Rory Deveaux can see dead people, and it’s no picnic in the park. After a run in with a homicidal ghost in the bathroom of her boarding school that almost made her ephemeral, (see Shades of London, bk. 1) Rory is back at Hawthorne and struggling to pick up the pieces of her academic and social life after being Exhibit A in the scandalous Ripper murders. And the worst part is not being able to tell anyone the truth about what really happened.”You cannot tell your therapist you have been stabbed by a ghost. You cannot tell her that you could see the ghost because you developed the ability to see dead people after choking on some beef at dinner. If you say any of that, they put you in a sack and take you to a room walled in bouncy rubber and you will never be allowed to touch scissors again.” But the past won’t leave her alone. When she discovers that the owner of a nearby tavern was brutally murdered under suspicious circumstances, she teams up with her old ghost hunting team: Steven, Boo and Callum to find out if the perpetrator was paranormal. Meanwhile, she’s trying to keep up her grades, maintain a romantic relationship with her crush object Jerome and deal with the fact that since her recent brush with death, she suddenly has the ability to zap ghosts into oblivion. Which makes Rory of great interest to the many different shady organizations around London who would like to harness her power for themselves. My only beef with this second book in the Shades of London series is that there wasn’t enough BLOOD. This time around there is much more about Rory and her relationships, which is great because I quite enjoy Rory’s sarcastic voice, but I did long for more, well, HORROR. However, the book ends on such a gruesome cliffhanger which promises more madness and mayhem to come, that I felt a bit better about the lack of glorious GORE. Intrigued? You should be, these books rock. All your questions will be answered when The Madness Underneath comes to a library, bookstore or e-reader near you February 2013.

Son by Lois Lowry


Most of us can remember the first time we encountered a little book called THE GIVER. Maybe a friend passed it to you between classes, saying “Read this, it’s really good!” Or your librarian gave it to you in middle school when you asked her or him for a “fantasy that wasn’t too long.” Or maybe your teacher assigned you to read it and you thought it was going to be boring, but guess what, it wasn’t and soon it was your favorite book and you were passing it to someone else, saying, “Read this, it’s really good!” However you came across it, the story of a boy named Jonas who lived in an orderly community where there was no pain, but also no love, stuck with you. And even though there have been other books related to the world of THE GIVER, it is only in SON that Lois Lowry completes the journey she set Jonas on so long ago (1993 to be exact!)

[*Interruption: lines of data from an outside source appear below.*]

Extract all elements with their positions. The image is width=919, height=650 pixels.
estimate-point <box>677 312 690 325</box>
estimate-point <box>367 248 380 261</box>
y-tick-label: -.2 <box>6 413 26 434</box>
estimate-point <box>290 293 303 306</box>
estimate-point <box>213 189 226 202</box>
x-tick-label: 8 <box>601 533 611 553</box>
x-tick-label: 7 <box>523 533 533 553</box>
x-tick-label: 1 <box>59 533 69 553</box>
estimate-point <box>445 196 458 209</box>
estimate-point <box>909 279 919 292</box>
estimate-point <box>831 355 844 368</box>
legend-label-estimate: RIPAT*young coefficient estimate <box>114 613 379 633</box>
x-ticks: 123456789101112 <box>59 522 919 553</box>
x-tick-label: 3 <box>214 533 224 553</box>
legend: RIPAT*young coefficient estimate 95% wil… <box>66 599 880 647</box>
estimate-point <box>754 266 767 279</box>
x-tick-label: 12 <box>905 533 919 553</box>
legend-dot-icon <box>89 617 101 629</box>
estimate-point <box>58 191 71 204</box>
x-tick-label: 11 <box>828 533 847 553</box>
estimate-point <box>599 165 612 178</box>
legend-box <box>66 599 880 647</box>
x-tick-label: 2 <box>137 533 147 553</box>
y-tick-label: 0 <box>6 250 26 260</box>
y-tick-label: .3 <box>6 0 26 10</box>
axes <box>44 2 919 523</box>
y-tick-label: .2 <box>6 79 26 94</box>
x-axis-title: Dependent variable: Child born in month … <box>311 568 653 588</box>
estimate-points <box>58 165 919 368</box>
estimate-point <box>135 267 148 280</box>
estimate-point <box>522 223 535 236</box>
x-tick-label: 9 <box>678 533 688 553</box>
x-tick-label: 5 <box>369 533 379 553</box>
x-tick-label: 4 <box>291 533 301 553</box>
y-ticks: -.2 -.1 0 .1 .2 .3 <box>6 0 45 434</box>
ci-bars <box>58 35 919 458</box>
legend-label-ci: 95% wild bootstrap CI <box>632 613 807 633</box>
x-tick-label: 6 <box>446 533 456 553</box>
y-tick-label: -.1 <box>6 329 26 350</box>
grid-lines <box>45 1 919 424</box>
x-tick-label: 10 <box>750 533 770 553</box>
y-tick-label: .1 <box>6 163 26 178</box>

Claire is fourteen when she first gives birth to a “product,” or #36—the 36th child to be born into the Community that year. But when something goes wrong with the Task, Claire is relieved of her duties as Birthmother and moved to the Fish Hatchery. Though she has been assured that the baby is healthy, she can’t stop thinking and worrying about him. Her son. Soon she is creating excuses to visit him in the Nurturing Center and make conversation with his Caregiver, who has a son of his own. Then, without warning, #36 goes missing and Claire must set off on a dangerous quest to recover what was hers. While the first third of the book that focuses on Claire’s growing unhappiness with her lot resonated the most with me, it is nevertheless a deeply satisfying and emotional roller coaster of a read (that often feels like the little brother of this book). SON not only answers any questions you had from the ambiguous ending of THE GIVER, but it also neatly knots together the two companion books in the series– GATHERING BLUE and MESSENGER–into a pretty little bow. And no worries if you happen to stumble upon SON and read it first–it stands just fine on it’s own. But if you want to get the full effect of these powerful dystopian novels, you should probably start with THE GIVER. (I’m pretty sure you’ll like it—after all, everyone says it’s really good!)